Negociación de deudas: primer paso ante la insolvencia del no comerciante

  • Publicado: 21 septiembre, 2015
  • Última Actualización: 21 septiembre, 2015

Negociación de deudas, primer mecanismo creado por el Estado colombiano como respuesta al sobreendeudamiento de personas no comerciantes. La negociación de deudas busca mediante un procedimiento conciliatorio, formular una solución pronta entre el deudor y sus acreedores.

Todo deudor no comerciante, que no controle sociedades comerciales o forme parte de empresa, que se sienta imposibilitado para pagar sus deudas, podrá iniciar procedimiento de insolvencia; para esto, deberá empezar por agotar un procedimiento conciliatorio ante un centro de conciliación público o privado autorizado por el Ministerio de Justicia y Derecho del domicilio del deudor, en el cual, buscará establecer con sus acreedores una fórmula de pago de sus obligaciones; deben acordar modalidades y tiempo de pago.

El código general del proceso en su artículo 533 indica que los procedimientos de negociación de deudas y convalidación de acuerdos de los no comerciantes, serán atendidos por los centros de conciliación del domicilio del deudor.

Requisitos del no comerciante para acceder al régimen de insolvencia

El estado solicita al no comerciante que desee acogerse al régimen de insolvencia, demostrar su estado de sobreendeudamiento, para lo cual debe cumplir los siguientes requisitos impuestos:

  • Incumplir con dos o más obligaciones, a favor de dos o más acreedores por un tiempo superior a noventa días.
  • Dos o más procesos ejecutivos o de ejecución coactiva en su contra. El porcentaje del pasivo total debe ser del 50% o mayor.

¿Qué efectos tiene iniciar un proceso de insolvencia?

Iniciar un proceso de insolvencia acarrea múltiples consecuencias para quien realizó la solicitud, deudores y terceros.

Con el inicio del régimen de insolvencia al no comerciante, no se podrá iniciar o continuar con juicios ejecutivos de jurisdicción coactiva o de restitución de bienes que cursen contra el deudor por motivo de mora en los pagos; solo se podrá dar continuidad a los procesos de alimentos.
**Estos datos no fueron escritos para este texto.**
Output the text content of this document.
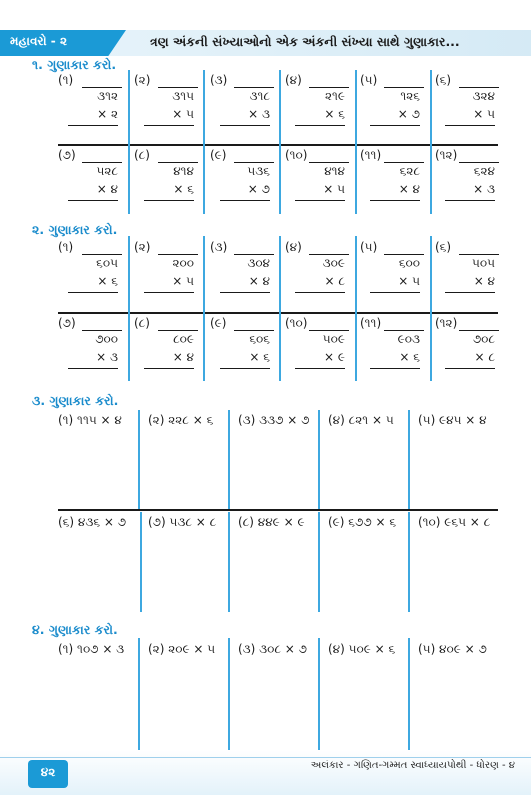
મહાવરો - ૨	ત્રણ અંકની સંખ્યાઓનો એક અંકની સંખ્યા સાથે ગુણાકાર...
૧. ગુણાકાર કરો.
(૧)
૩૧૨
× ૨
(૨)
૩૧૫
× ૫
(૩)
૩૧૮
× ૩
(૪)
૨૧૯
× ૬
(૫)
૧૨૬
× ૭
(૬)
૩૨૪
× ૫
(૭)
૫૨૮
× ૪
(૮)
૪૧૪
× ૬
(૯)
૫૩૬
× ૭
(૧૦)
૪૧૪
× ૫
(૧૧)
૬૨૮
× ૪
(૧૨)
૬૨૪
× ૩
૨. ગુણાકાર કરો.
(૧)
૬૦૫
× ૬
(૨)
૨૦૦
× ૫
(૩)
૩૦૪
× ૪
(૪)
૩૦૯
× ૮
(૫)
૬૦૦
× ૫
(૬)
૫૦૫
× ૪
(૭)
૭૦૦
× ૩
(૮)
૮૦૯
× ૪
(૯)
૬૦૬
× ૬
(૧૦)
૫૦૯
× ૯
(૧૧)
૯૦૩
× ૬
(૧૨)
૭૦૮
× ૮
૩. ગુણાકાર કરો.
(૧) ૧૧૫ × ૪ (૨) ૨૨૮ × ૬ (૩) ૩૩૭ × ૭ (૪) ૮૨૧ × ૫ (૫) ૯૪૫ × ૪
(૬) ૪૩૬ × ૭ (૭) ૫૩૮ × ૮ (૮) ૪૪૯ × ૯ (૯) ૬૭૭ × ૬ (૧૦) ૯૬૫ × ૮
૪. ગુણાકાર કરો.
(૧) ૧૦૭ × ૩ (૨) ૨૦૯ × ૫ (૩) ૩૦૮ × ૭ (૪) ૫૦૯ × ૬ (૫) ૪૦૯ × ૭
૪૨	અલંકાર - ગણિત-ગમ્મત સ્વાધ્યાયપોથી - ધોરણ - ૪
Se interrumpirá la prescripción y caducidad de las acciones derivadas de los créditos que se vincularon en la solicitud.

La norma indica que los gastos de administración siempre deben estar al día desde el momento de iniciación de la negociación hasta su culminación; de lo contrario, será causal de finalización del proceso de insolvencia.

Iniciado el proceso de insolvencia, los pagos o arreglos que se lleven entre el deudor y sus acreedores solo se podrán realizar dentro del trámite. Los pagos de impuestos, tasas contribuciones, servicios públicos necesarias para paz y salvos, se podrán solicitar únicamente como gastos de administración.

Las empresas de servicios públicos con las cuales el deudor se encuentre en mora, no podrán cancelar el suministro por concepto de falta de pago.